Even before 2022, Ukraine was recognized by the Global Crypto Adoption Report as one of the fastest-growing crypto economies in Eastern Europe. Today, the war has only accelerated this transformation — digital currencies have become part of both humanitarian logistics and cross-border business operations.
Adoption and use cases
Remittances & payments: Cryptocurrencies serve as an alternative channel for remittances, reducing transfer costs and bypassing traditional banking restrictions.
Savings and investment: Amid inflation and banking risks, crypto assets are used as a store of value and a hedge against currency instability.
Charitable donations: Since 2022, Ukraine has received more than $250 million in crypto donations, becoming one of the first countries to officially accept digital assets for defense and humanitarian support.
Freelance economy: Ukrainian IT specialists and digital freelancers frequently use stablecoins (USDT, USDC) for cross-border settlements.
Regulatory framework and licensing
Ukraine is one of the first countries in Eastern Europe to create a comprehensive legal framework for the crypto industry.
The Law “On Virtual Assets” (adopted in 2022, updated in 2024) defines digital assets as property and introduces licensing for exchanges and custodial wallets.
In 2025, the National Bank of Ukraine (NBU) and the National Securities and Stock Market Commission (NSSMC) began preparing secondary regulations aligned with the EU’s MiCA (Markets in Crypto-Assets Regulation), paving the way for harmonization with European standards.

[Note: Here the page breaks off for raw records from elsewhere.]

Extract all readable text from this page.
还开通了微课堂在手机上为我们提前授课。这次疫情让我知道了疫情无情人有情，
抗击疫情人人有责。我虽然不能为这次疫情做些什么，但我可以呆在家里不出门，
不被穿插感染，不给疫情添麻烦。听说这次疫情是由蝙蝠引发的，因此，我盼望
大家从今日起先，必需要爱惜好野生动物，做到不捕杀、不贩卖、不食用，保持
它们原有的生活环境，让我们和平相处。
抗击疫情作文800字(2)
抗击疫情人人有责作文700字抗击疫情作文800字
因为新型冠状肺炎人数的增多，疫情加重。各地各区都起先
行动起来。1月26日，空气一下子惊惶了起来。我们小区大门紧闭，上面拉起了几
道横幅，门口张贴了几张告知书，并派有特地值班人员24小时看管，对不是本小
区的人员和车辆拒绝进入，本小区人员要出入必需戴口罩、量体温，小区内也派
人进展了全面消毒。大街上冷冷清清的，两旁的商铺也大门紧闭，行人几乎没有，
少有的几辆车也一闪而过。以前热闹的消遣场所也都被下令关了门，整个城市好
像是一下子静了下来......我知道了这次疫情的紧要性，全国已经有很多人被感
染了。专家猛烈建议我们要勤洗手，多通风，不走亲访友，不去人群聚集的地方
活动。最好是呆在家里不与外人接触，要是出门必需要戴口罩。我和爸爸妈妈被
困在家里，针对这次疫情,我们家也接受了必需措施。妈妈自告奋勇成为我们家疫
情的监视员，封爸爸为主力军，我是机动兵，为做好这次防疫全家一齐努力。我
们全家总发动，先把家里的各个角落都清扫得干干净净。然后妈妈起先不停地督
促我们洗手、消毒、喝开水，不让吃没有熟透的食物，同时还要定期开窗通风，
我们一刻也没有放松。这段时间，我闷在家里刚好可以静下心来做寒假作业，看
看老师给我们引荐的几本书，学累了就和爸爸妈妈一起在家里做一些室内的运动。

The Ukrainian Parliament is also considering taxation amendments that would introduce a 5% income tax rate for crypto-related profits for individuals and 10% for businesses, with simplified reporting rules.
Regulators emphasize that Ukraine aims to become “crypto-compliant, not crypto-restrictive,” ensuring transparency while supporting innovation and investment inflows.
Institutional and infrastructure developments
Ukraine has rapidly built a local crypto infrastructure ecosystem:
Over 25 licensed exchanges and brokers operate domestically or under partnership agreements with EU-registered entities.
Kyiv, Lviv, and Dnipro are emerging as regional blockchain hubs, hosting startups focused on Web3, DeFi, tokenization, and AI-integrated financial products.
The Ministry of Digital Transformation continues to cooperate with Binance, Kuna, and WhiteBIT on blockchain policy and public-sector digitalization.
In parallel, the National Bank of Ukraine is developing its own digital hryvnia (e-hryvnia) pilot with support from Stellar Development Foundation, aiming to test CBDC payments by 2026.
Trends and challenges
Rising institutionalization: Ukrainian crypto companies are shifting from purely retail models to regulated brokerage and fintech structures.
DeFi and tokenized assets: Local developers increasingly launch Web3 tools for global markets — particularly in DeFi, GameFi, and real-world asset tokenization.
Security & AML compliance: Integration with FATF standards remains a challenge, though Ukrainian regulators actively cooperate with the EU to strengthen anti-money laundering mechanisms.
Brain drain vs. global expansion: Thousands of Ukrainian blockchain professionals have relocated to the EU, Poland, and the Baltics, yet they continue to operate Ukrainian-origin projects and bring foreign investment into the ecosystem.
As of late 2025, Ukraine stands among the top 5 global leaders in crypto adoption, with a vibrant domestic ecosystem and growing regulatory maturity.
The ongoing implementation of EU-aligned standards, along with a high degree of digitalization and public acceptance, could make Ukraine a European hub for blockchain innovation and virtual asset regulation within the next two years.